Thank you, operator, and welcome everyone. Thank you for joining Accelrys’s fiscal 2010 fourth quarter and year-end earnings conference call. A press release was issued this afternoon detailing our financial results and may be accessed on the company’s website at accelrys.com under the Investor Relations section of the site.
On the call today to comment on the fourth quarter and year-end results will be Accelrys’s CEO, Max Carnecchia, and CFO, Michael Piraino. Before I turn the call over to Max, I’d like to remind you that the company’s comments today which are not statements of historical fact are forward-looking statements.

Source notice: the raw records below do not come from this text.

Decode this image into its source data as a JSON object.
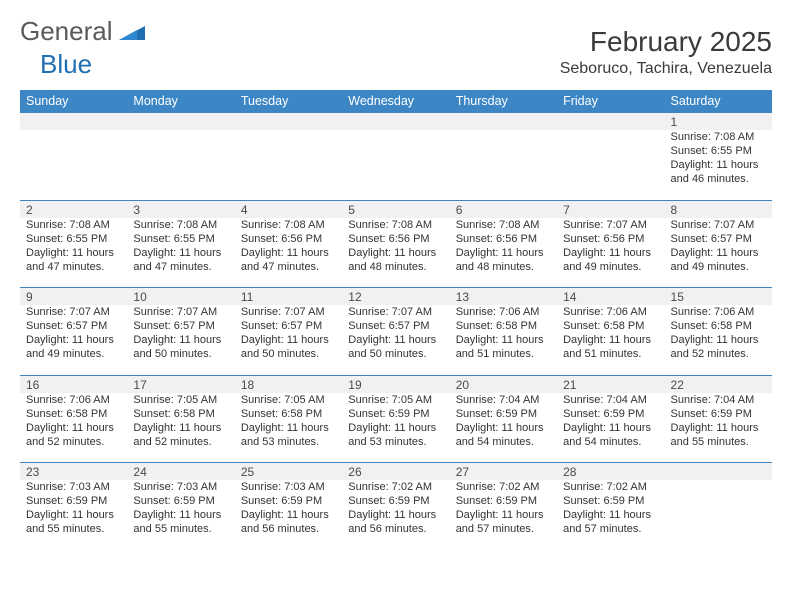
{
  "logo": {
    "word1": "General",
    "word2": "Blue"
  },
  "title": "February 2025",
  "location": "Seboruco, Tachira, Venezuela",
  "colors": {
    "header_bg": "#3d86c6",
    "header_text": "#ffffff",
    "rule": "#3d86c6",
    "shade": "#f1f1f1",
    "text": "#333333",
    "logo_gray": "#5a5a5a",
    "logo_blue": "#1f6fb2"
  },
  "day_headers": [
    "Sunday",
    "Monday",
    "Tuesday",
    "Wednesday",
    "Thursday",
    "Friday",
    "Saturday"
  ],
  "weeks": [
    [
      null,
      null,
      null,
      null,
      null,
      null,
      {
        "n": "1",
        "sr": "Sunrise: 7:08 AM",
        "ss": "Sunset: 6:55 PM",
        "dl": "Daylight: 11 hours and 46 minutes."
      }
    ],
    [
      {
        "n": "2",
        "sr": "Sunrise: 7:08 AM",
        "ss": "Sunset: 6:55 PM",
        "dl": "Daylight: 11 hours and 47 minutes."
      },
      {
        "n": "3",
        "sr": "Sunrise: 7:08 AM",
        "ss": "Sunset: 6:55 PM",
        "dl": "Daylight: 11 hours and 47 minutes."
      },
      {
        "n": "4",
        "sr": "Sunrise: 7:08 AM",
        "ss": "Sunset: 6:56 PM",
        "dl": "Daylight: 11 hours and 47 minutes."
      },
      {
        "n": "5",
        "sr": "Sunrise: 7:08 AM",
        "ss": "Sunset: 6:56 PM",
        "dl": "Daylight: 11 hours and 48 minutes."
      },
      {
        "n": "6",
        "sr": "Sunrise: 7:08 AM",
        "ss": "Sunset: 6:56 PM",
        "dl": "Daylight: 11 hours and 48 minutes."
      },
      {
        "n": "7",
        "sr": "Sunrise: 7:07 AM",
        "ss": "Sunset: 6:56 PM",
        "dl": "Daylight: 11 hours and 49 minutes."
      },
      {
        "n": "8",
        "sr": "Sunrise: 7:07 AM",
        "ss": "Sunset: 6:57 PM",
        "dl": "Daylight: 11 hours and 49 minutes."
      }
    ],
    [
      {
        "n": "9",
        "sr": "Sunrise: 7:07 AM",
        "ss": "Sunset: 6:57 PM",
        "dl": "Daylight: 11 hours and 49 minutes."
      },
      {
        "n": "10",
        "sr": "Sunrise: 7:07 AM",
        "ss": "Sunset: 6:57 PM",
        "dl": "Daylight: 11 hours and 50 minutes."
      },
      {
        "n": "11",
        "sr": "Sunrise: 7:07 AM",
        "ss": "Sunset: 6:57 PM",
        "dl": "Daylight: 11 hours and 50 minutes."
      },
      {
        "n": "12",
        "sr": "Sunrise: 7:07 AM",
        "ss": "Sunset: 6:57 PM",
        "dl": "Daylight: 11 hours and 50 minutes."
      },
      {
        "n": "13",
        "sr": "Sunrise: 7:06 AM",
        "ss": "Sunset: 6:58 PM",
        "dl": "Daylight: 11 hours and 51 minutes."
      },
      {
        "n": "14",
        "sr": "Sunrise: 7:06 AM",
        "ss": "Sunset: 6:58 PM",
        "dl": "Daylight: 11 hours and 51 minutes."
      },
      {
        "n": "15",
        "sr": "Sunrise: 7:06 AM",
        "ss": "Sunset: 6:58 PM",
        "dl": "Daylight: 11 hours and 52 minutes."
      }
    ],
    [
      {
        "n": "16",
        "sr": "Sunrise: 7:06 AM",
        "ss": "Sunset: 6:58 PM",
        "dl": "Daylight: 11 hours and 52 minutes."
      },
      {
        "n": "17",
        "sr": "Sunrise: 7:05 AM",
        "ss": "Sunset: 6:58 PM",
        "dl": "Daylight: 11 hours and 52 minutes."
      },
      {
        "n": "18",
        "sr": "Sunrise: 7:05 AM",
        "ss": "Sunset: 6:58 PM",
        "dl": "Daylight: 11 hours and 53 minutes."
      },
      {
        "n": "19",
        "sr": "Sunrise: 7:05 AM",
        "ss": "Sunset: 6:59 PM",
        "dl": "Daylight: 11 hours and 53 minutes."
      },
      {
        "n": "20",
        "sr": "Sunrise: 7:04 AM",
        "ss": "Sunset: 6:59 PM",
        "dl": "Daylight: 11 hours and 54 minutes."
      },
      {
        "n": "21",
        "sr": "Sunrise: 7:04 AM",
        "ss": "Sunset: 6:59 PM",
        "dl": "Daylight: 11 hours and 54 minutes."
      },
      {
        "n": "22",
        "sr": "Sunrise: 7:04 AM",
        "ss": "Sunset: 6:59 PM",
        "dl": "Daylight: 11 hours and 55 minutes."
      }
    ],
    [
      {
        "n": "23",
        "sr": "Sunrise: 7:03 AM",
        "ss": "Sunset: 6:59 PM",
        "dl": "Daylight: 11 hours and 55 minutes."
      },
      {
        "n": "24",
        "sr": "Sunrise: 7:03 AM",
        "ss": "Sunset: 6:59 PM",
        "dl": "Daylight: 11 hours and 55 minutes."
      },
      {
        "n": "25",
        "sr": "Sunrise: 7:03 AM",
        "ss": "Sunset: 6:59 PM",
        "dl": "Daylight: 11 hours and 56 minutes."
      },
      {
        "n": "26",
        "sr": "Sunrise: 7:02 AM",
        "ss": "Sunset: 6:59 PM",
        "dl": "Daylight: 11 hours and 56 minutes."
      },
      {
        "n": "27",
        "sr": "Sunrise: 7:02 AM",
        "ss": "Sunset: 6:59 PM",
        "dl": "Daylight: 11 hours and 57 minutes."
      },
      {
        "n": "28",
        "sr": "Sunrise: 7:02 AM",
        "ss": "Sunset: 6:59 PM",
        "dl": "Daylight: 11 hours and 57 minutes."
      },
      null
    ]
  ]
}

Such statements include the company’s expectations regarding the time, anticipated completion of the merger with Symyx Technologies and the benefits and synergies resulting therefrom, as well as projections or forecasts of future financial results whether as a result of the merger with Symyx or otherwise, including statements regarding future order intake, revenue, operating income and cash flow.
These forward-looking statements are subject to a number of risks and uncertainties, including the risk that the merger will not be completed as expected due to among other potential events, litigation or failure to obtain the approval, or that synergy that’s from the merger will not allow due to a number of factors, including adverse reaction in the company’s relationship with customers, failure to effectively (inaudible) the combined companies, expected costs or (inaudible) resulting from the merger.

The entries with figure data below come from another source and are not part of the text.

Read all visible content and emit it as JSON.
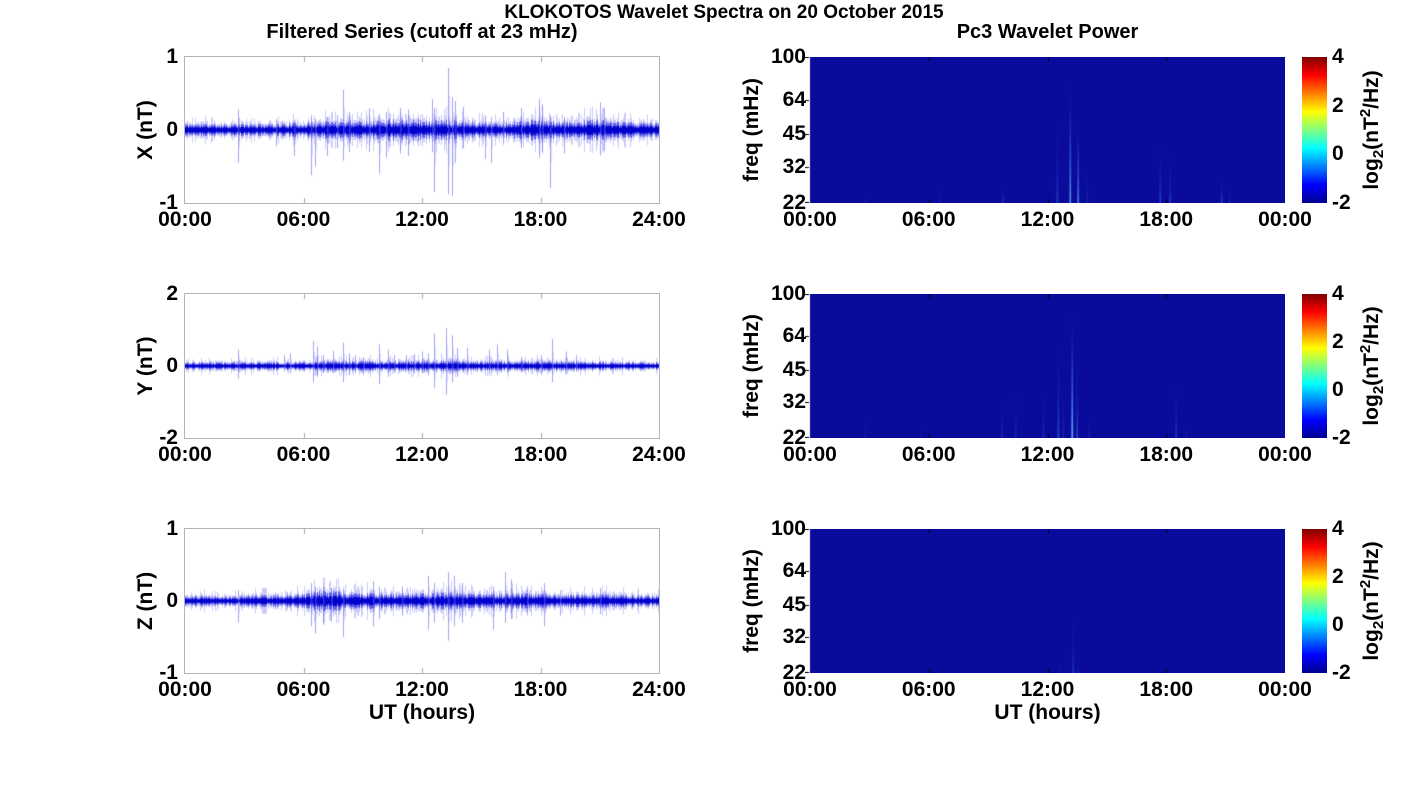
{
  "figure": {
    "title": "KLOKOTOS Wavelet Spectra on 20 October 2015",
    "left_column_title": "Filtered Series (cutoff at 23 mHz)",
    "right_column_title": "Pc3 Wavelet Power",
    "xlabel": "UT (hours)"
  },
  "colors": {
    "background": "#ffffff",
    "text": "#000000",
    "series_line": "#0000dd",
    "spectrogram_background": "#0a0a9b",
    "axis_frame": "#b4b4b4",
    "tick_mark_gray": "#a9a9a9",
    "tick_mark_black": "#000000"
  },
  "colorbar": {
    "range": [
      -2,
      4
    ],
    "ticks": [
      "4",
      "2",
      "0",
      "-2"
    ],
    "tick_values": [
      4,
      2,
      0,
      -2
    ],
    "label_pre": "log",
    "label_sub": "2",
    "label_mid": "(nT",
    "label_sup": "2",
    "label_post": "/Hz)",
    "gradient": [
      [
        "#7f0000",
        0
      ],
      [
        "#ff0000",
        12.5
      ],
      [
        "#ffff00",
        37.5
      ],
      [
        "#00ffff",
        62.5
      ],
      [
        "#0000ff",
        87.5
      ],
      [
        "#00008f",
        100
      ]
    ]
  },
  "chart_data": [
    {
      "id": "filtered-series-x",
      "type": "line",
      "ylabel": "X (nT)",
      "ylim": [
        -1,
        1
      ],
      "ytick_values": [
        1,
        0,
        -1
      ],
      "ytick_labels": [
        "1",
        "0",
        "-1"
      ],
      "xtick_labels": [
        "00:00",
        "06:00",
        "12:00",
        "18:00",
        "24:00"
      ],
      "x_hours": [
        0,
        24
      ],
      "noise_envelope": [
        [
          0,
          0.065
        ],
        [
          2,
          0.06
        ],
        [
          4,
          0.06
        ],
        [
          6,
          0.07
        ],
        [
          7.5,
          0.09
        ],
        [
          8.5,
          0.1
        ],
        [
          9.5,
          0.09
        ],
        [
          10.3,
          0.11
        ],
        [
          11.5,
          0.12
        ],
        [
          12.2,
          0.09
        ],
        [
          13,
          0.1
        ],
        [
          13.8,
          0.1
        ],
        [
          14.5,
          0.08
        ],
        [
          16,
          0.07
        ],
        [
          17.5,
          0.1
        ],
        [
          18.3,
          0.1
        ],
        [
          19,
          0.07
        ],
        [
          20.8,
          0.11
        ],
        [
          21.5,
          0.08
        ],
        [
          24,
          0.07
        ]
      ],
      "spikes": [
        [
          2.7,
          0.28,
          -0.45
        ],
        [
          4.6,
          0.15,
          -0.22
        ],
        [
          5.5,
          0.12,
          -0.35
        ],
        [
          6.4,
          0.2,
          -0.62
        ],
        [
          6.6,
          0.15,
          -0.5
        ],
        [
          7.2,
          0.18,
          -0.35
        ],
        [
          7.7,
          0.2,
          -0.25
        ],
        [
          8.0,
          0.55,
          -0.42
        ],
        [
          8.3,
          0.25,
          -0.3
        ],
        [
          9.3,
          0.3,
          -0.3
        ],
        [
          9.8,
          0.22,
          -0.6
        ],
        [
          10.2,
          0.25,
          -0.38
        ],
        [
          10.9,
          0.3,
          -0.32
        ],
        [
          11.3,
          0.28,
          -0.35
        ],
        [
          12.5,
          0.42,
          -0.3
        ],
        [
          12.62,
          0.3,
          -0.85
        ],
        [
          13.3,
          0.85,
          -0.88
        ],
        [
          13.5,
          0.45,
          -0.9
        ],
        [
          13.65,
          0.4,
          -0.45
        ],
        [
          14.1,
          0.32,
          -0.25
        ],
        [
          15.2,
          0.2,
          -0.4
        ],
        [
          15.5,
          0.18,
          -0.45
        ],
        [
          16.1,
          0.25,
          -0.2
        ],
        [
          17.0,
          0.3,
          -0.25
        ],
        [
          17.9,
          0.42,
          -0.38
        ],
        [
          18.1,
          0.35,
          -0.3
        ],
        [
          18.5,
          0.2,
          -0.8
        ],
        [
          19.2,
          0.18,
          -0.32
        ],
        [
          21.0,
          0.38,
          -0.35
        ],
        [
          21.2,
          0.3,
          -0.28
        ]
      ]
    },
    {
      "id": "filtered-series-y",
      "type": "line",
      "ylabel": "Y (nT)",
      "ylim": [
        -2,
        2
      ],
      "ytick_values": [
        2,
        0,
        -2
      ],
      "ytick_labels": [
        "2",
        "0",
        "-2"
      ],
      "xtick_labels": [
        "00:00",
        "06:00",
        "12:00",
        "18:00",
        "24:00"
      ],
      "x_hours": [
        0,
        24
      ],
      "noise_envelope": [
        [
          0,
          0.07
        ],
        [
          6,
          0.08
        ],
        [
          8,
          0.1
        ],
        [
          10,
          0.09
        ],
        [
          12,
          0.1
        ],
        [
          13.5,
          0.11
        ],
        [
          14,
          0.09
        ],
        [
          18,
          0.09
        ],
        [
          24,
          0.07
        ]
      ],
      "spikes": [
        [
          2.7,
          0.45,
          -0.35
        ],
        [
          5.0,
          0.3,
          -0.15
        ],
        [
          5.3,
          0.35,
          -0.2
        ],
        [
          6.5,
          0.7,
          -0.45
        ],
        [
          6.7,
          0.55,
          -0.3
        ],
        [
          7.0,
          0.3,
          -0.2
        ],
        [
          7.5,
          0.42,
          -0.2
        ],
        [
          8.0,
          0.65,
          -0.45
        ],
        [
          8.3,
          0.35,
          -0.25
        ],
        [
          8.6,
          0.3,
          -0.2
        ],
        [
          9.0,
          0.25,
          -0.25
        ],
        [
          9.8,
          0.6,
          -0.5
        ],
        [
          10.3,
          0.45,
          -0.3
        ],
        [
          10.6,
          0.3,
          -0.2
        ],
        [
          11.2,
          0.3,
          -0.15
        ],
        [
          11.6,
          0.32,
          -0.2
        ],
        [
          12.0,
          0.4,
          -0.2
        ],
        [
          12.3,
          0.35,
          -0.25
        ],
        [
          12.6,
          0.9,
          -0.6
        ],
        [
          13.2,
          1.05,
          -0.8
        ],
        [
          13.5,
          0.85,
          -0.45
        ],
        [
          13.75,
          0.5,
          -0.3
        ],
        [
          14.3,
          0.5,
          -0.25
        ],
        [
          15.4,
          0.45,
          -0.2
        ],
        [
          15.8,
          0.6,
          -0.25
        ],
        [
          16.3,
          0.45,
          -0.2
        ],
        [
          17.0,
          0.25,
          -0.15
        ],
        [
          18.0,
          0.3,
          -0.25
        ],
        [
          18.6,
          0.75,
          -0.45
        ],
        [
          19.3,
          0.4,
          -0.2
        ],
        [
          19.8,
          0.3,
          -0.15
        ]
      ]
    },
    {
      "id": "filtered-series-z",
      "type": "line",
      "ylabel": "Z (nT)",
      "ylim": [
        -1,
        1
      ],
      "ytick_values": [
        1,
        0,
        -1
      ],
      "ytick_labels": [
        "1",
        "0",
        "-1"
      ],
      "xtick_labels": [
        "00:00",
        "06:00",
        "12:00",
        "18:00",
        "24:00"
      ],
      "x_hours": [
        0,
        24
      ],
      "noise_envelope": [
        [
          0,
          0.05
        ],
        [
          3,
          0.05
        ],
        [
          6,
          0.07
        ],
        [
          6.8,
          0.1
        ],
        [
          7.5,
          0.1
        ],
        [
          8.2,
          0.08
        ],
        [
          9.5,
          0.08
        ],
        [
          10.5,
          0.07
        ],
        [
          12,
          0.08
        ],
        [
          13.5,
          0.09
        ],
        [
          14.5,
          0.07
        ],
        [
          16,
          0.07
        ],
        [
          17.5,
          0.08
        ],
        [
          19,
          0.06
        ],
        [
          21,
          0.065
        ],
        [
          24,
          0.055
        ]
      ],
      "spikes": [
        [
          2.7,
          0.15,
          -0.3
        ],
        [
          6.4,
          0.25,
          -0.35
        ],
        [
          6.6,
          0.2,
          -0.45
        ],
        [
          7.0,
          0.2,
          -0.3
        ],
        [
          7.4,
          0.18,
          -0.28
        ],
        [
          8.0,
          0.15,
          -0.5
        ],
        [
          9.5,
          0.28,
          -0.35
        ],
        [
          9.8,
          0.2,
          -0.25
        ],
        [
          11.0,
          0.2,
          -0.2
        ],
        [
          12.3,
          0.35,
          -0.4
        ],
        [
          12.6,
          0.25,
          -0.3
        ],
        [
          13.3,
          0.4,
          -0.55
        ],
        [
          13.6,
          0.35,
          -0.35
        ],
        [
          14.0,
          0.25,
          -0.3
        ],
        [
          15.6,
          0.2,
          -0.4
        ],
        [
          16.2,
          0.4,
          -0.3
        ],
        [
          16.5,
          0.3,
          -0.25
        ],
        [
          17.3,
          0.2,
          -0.2
        ],
        [
          18.2,
          0.25,
          -0.35
        ],
        [
          19.0,
          0.15,
          -0.2
        ],
        [
          21.0,
          0.18,
          -0.18
        ]
      ]
    },
    {
      "id": "wavelet-power-x",
      "type": "heatmap",
      "ylabel": "freq (mHz)",
      "yscale": "log",
      "ylim_mhz": [
        22,
        100
      ],
      "ytick_values": [
        100,
        64,
        45,
        32,
        22
      ],
      "ytick_labels": [
        "100",
        "64",
        "45",
        "32",
        "22"
      ],
      "xtick_labels": [
        "00:00",
        "06:00",
        "12:00",
        "18:00",
        "00:00"
      ],
      "clim": [
        -2,
        4
      ],
      "background_value": -2,
      "streaks": [
        [
          2.8,
          26,
          0.1
        ],
        [
          6.6,
          28,
          0.12
        ],
        [
          9.75,
          27,
          0.25
        ],
        [
          12.5,
          62,
          0.3
        ],
        [
          13.15,
          95,
          0.55
        ],
        [
          13.55,
          60,
          0.45
        ],
        [
          14.0,
          35,
          0.15
        ],
        [
          17.7,
          45,
          0.35
        ],
        [
          18.2,
          40,
          0.3
        ],
        [
          20.8,
          30,
          0.35
        ],
        [
          21.2,
          27,
          0.15
        ]
      ]
    },
    {
      "id": "wavelet-power-y",
      "type": "heatmap",
      "ylabel": "freq (mHz)",
      "yscale": "log",
      "ylim_mhz": [
        22,
        100
      ],
      "ytick_values": [
        100,
        64,
        45,
        32,
        22
      ],
      "ytick_labels": [
        "100",
        "64",
        "45",
        "32",
        "22"
      ],
      "xtick_labels": [
        "00:00",
        "06:00",
        "12:00",
        "18:00",
        "00:00"
      ],
      "clim": [
        -2,
        4
      ],
      "background_value": -2,
      "streaks": [
        [
          2.8,
          30,
          0.12
        ],
        [
          5.6,
          26,
          0.08
        ],
        [
          9.7,
          35,
          0.2
        ],
        [
          10.4,
          38,
          0.2
        ],
        [
          11.8,
          42,
          0.2
        ],
        [
          12.55,
          70,
          0.4
        ],
        [
          12.8,
          45,
          0.2
        ],
        [
          13.25,
          98,
          0.7
        ],
        [
          13.5,
          60,
          0.35
        ],
        [
          14.1,
          30,
          0.15
        ],
        [
          18.5,
          45,
          0.28
        ],
        [
          19.0,
          28,
          0.12
        ]
      ]
    },
    {
      "id": "wavelet-power-z",
      "type": "heatmap",
      "ylabel": "freq (mHz)",
      "yscale": "log",
      "ylim_mhz": [
        22,
        100
      ],
      "ytick_values": [
        100,
        64,
        45,
        32,
        22
      ],
      "ytick_labels": [
        "100",
        "64",
        "45",
        "32",
        "22"
      ],
      "xtick_labels": [
        "00:00",
        "06:00",
        "12:00",
        "18:00",
        "00:00"
      ],
      "clim": [
        -2,
        4
      ],
      "background_value": -2,
      "streaks": [
        [
          12.6,
          26,
          0.08
        ],
        [
          13.3,
          48,
          0.25
        ],
        [
          13.55,
          30,
          0.1
        ]
      ]
    }
  ]
}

Also the company’s financial projections or expectations may not be real due to the factors discussed above, as well as macroeconomic conditions, lack of demand for the company’s products, failure to timely develop our products, or complete our services or inability to complete and recognize revenue from service engagements. Because of these risks and uncertainties, actual results may differ materially from these forward-looking statements.
Additional factors that could cause actual results to differ materially from these forward-looking statements are set forth in the company’s quarter report on Form 10-Q for the quarter ended December 31, 2009 and the quarter report on Form 10-Q for Symyx for the quarter ended March 31, 2010, and in subsequent reports on forms 10-K, 10-Q and 8-K and other filings made with the SEC by both Accelrys and Symyx. These forward-looking statements speak as of the day they are made and the company undertakes no obligation to update or revise these statements, whether as a result of new information, future events or otherwise.
In addition, the information provided on this call does not constitute an offer to sell or the solicitation of an offer to buy any securities or solicitation of any vote or approval. In connection with the merger, the company and Symyx have filed relevant materials with the SEC, including a joint proxy statement. Investors are strongly urged to read the joint proxy statement because it contains important information about the company, Symyx and the proposed merger.
In the press release issued earlier today, references were made to both GAAP and non-GAAP financial measures relating to operating income, net income, and earnings per share. The GAAP income statement includes in the listed [ph] expenses, costs related to restructuring, amortization of purchased tangibles, and stock compensation expense, which are excluded from the non-GAAP financial measures. As a result, we have provided in the press release and in the Investor Relations section of the company’s website a complete reconciliation of these non-GAAP financial measures to the applicable GAAP measures.
Although not a substitute for a GAAP presentation, we feel that the non-GAAP information allows for meaningful year-over-year comparison and fairly identifies the actual operating results of the company. That is this non-GAAP information that we use internally to monitor our financial performance. As a result, references will be made to non-GAAP financial measures for the rest of this call.
I will now hand the call over to Max.
Todd, that was a mouthful. I’m pleased with our financial performance, both in this quarter and for our full 2010 fiscal year. We have increased revenue by 2% over our prior year and did even better in our fourth quarter, increasing revenue by 4% from the fourth quarter of prior fiscal year.
We also increased our non-GAAP operating income by 24% from our prior year and improved our rock solid balance sheet by increasing cash approximately 20%. We now have $93 million in cash and no debt. We delivered these results in a fiscal year in which the economic environment remained extremely challenging while entering into a merger of equals with Symyx Technologies and while making significant changes to our executive leadership team. In short, I am proud of our financial performance.
Michael will provide you with more color regarding our financial performance later. I will now provide you with highlights of our operating performance with which I’m also extremely pleased. From an order intake standpoint, we had our second consecutive solid quarter, as orders for software and services increased from the prior fiscal year’s fourth quarter order level.